Haskell in the Real World - patrickxb
http://vimeo.com/24676617

======
poelie
We use Haskell intensively. It is a very useful and easy language. Once you
mastered Haskell (and get used to the type system), it feels very natural. It
is both usable for scripting and "real" tasks.

The trick with Haskell is to model the data you are going to use. Haskell has
a good mathematical ground and if you model it right, you can leverage a lot
of mathematical tools.

We use it on a web project in combination with PostgreSQL. These two match
pretty nicely. Both have strong type systems. We wrote an JsonRPC server in
haskell, which acts as a secure proxy between the database and the client.

We also use it for system scripting. We wrote a special embedded DSL based on
arrows for critical tasks.
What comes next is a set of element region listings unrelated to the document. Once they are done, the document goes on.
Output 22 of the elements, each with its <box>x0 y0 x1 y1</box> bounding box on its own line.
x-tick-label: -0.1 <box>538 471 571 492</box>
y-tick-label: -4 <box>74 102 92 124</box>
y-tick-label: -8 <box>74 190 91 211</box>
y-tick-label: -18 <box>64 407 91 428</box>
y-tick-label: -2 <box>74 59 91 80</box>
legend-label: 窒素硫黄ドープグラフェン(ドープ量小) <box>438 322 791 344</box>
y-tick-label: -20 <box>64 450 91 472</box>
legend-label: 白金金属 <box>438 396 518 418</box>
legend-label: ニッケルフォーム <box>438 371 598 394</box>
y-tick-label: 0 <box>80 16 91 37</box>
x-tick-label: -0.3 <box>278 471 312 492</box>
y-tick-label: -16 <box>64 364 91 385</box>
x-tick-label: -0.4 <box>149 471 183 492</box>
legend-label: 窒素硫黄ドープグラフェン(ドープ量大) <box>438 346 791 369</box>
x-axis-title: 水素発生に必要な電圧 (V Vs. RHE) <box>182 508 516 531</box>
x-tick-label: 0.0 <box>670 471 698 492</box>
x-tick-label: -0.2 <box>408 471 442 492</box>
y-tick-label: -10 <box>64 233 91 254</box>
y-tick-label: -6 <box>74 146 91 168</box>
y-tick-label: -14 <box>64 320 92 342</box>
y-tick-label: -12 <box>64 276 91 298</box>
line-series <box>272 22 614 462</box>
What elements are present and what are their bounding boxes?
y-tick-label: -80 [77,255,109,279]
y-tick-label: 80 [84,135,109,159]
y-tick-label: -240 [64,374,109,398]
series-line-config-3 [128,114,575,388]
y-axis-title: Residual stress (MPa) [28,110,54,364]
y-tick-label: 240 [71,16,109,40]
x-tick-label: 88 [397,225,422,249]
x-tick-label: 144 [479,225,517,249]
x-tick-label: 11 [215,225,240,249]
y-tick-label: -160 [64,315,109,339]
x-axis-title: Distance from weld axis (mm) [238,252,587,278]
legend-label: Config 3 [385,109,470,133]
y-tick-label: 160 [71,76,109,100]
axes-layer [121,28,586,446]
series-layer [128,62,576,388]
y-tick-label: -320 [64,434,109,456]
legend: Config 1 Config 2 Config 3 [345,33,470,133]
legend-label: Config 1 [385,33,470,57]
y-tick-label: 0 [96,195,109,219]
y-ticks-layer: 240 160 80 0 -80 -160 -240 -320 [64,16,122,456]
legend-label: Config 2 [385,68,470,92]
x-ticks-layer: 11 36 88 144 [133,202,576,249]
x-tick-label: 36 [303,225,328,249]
And we use it for the analysis of data. This is
mostly a pipeline ala: Parsing -> Interpreting -> Analyzing -> Storing, where
every phase has his own data type. It is great for writing parsers.

It has the speed of a compiled language and the ease of a scripting language.
It doesn't match c or c++ of course in speed. But you can get very close and
in almost all cases close enough.

The main negative aspect is that it is difficult to reason about your code in
terms of performance. And laziness can also do wonderful unexpected things.
And bugs in the compiler.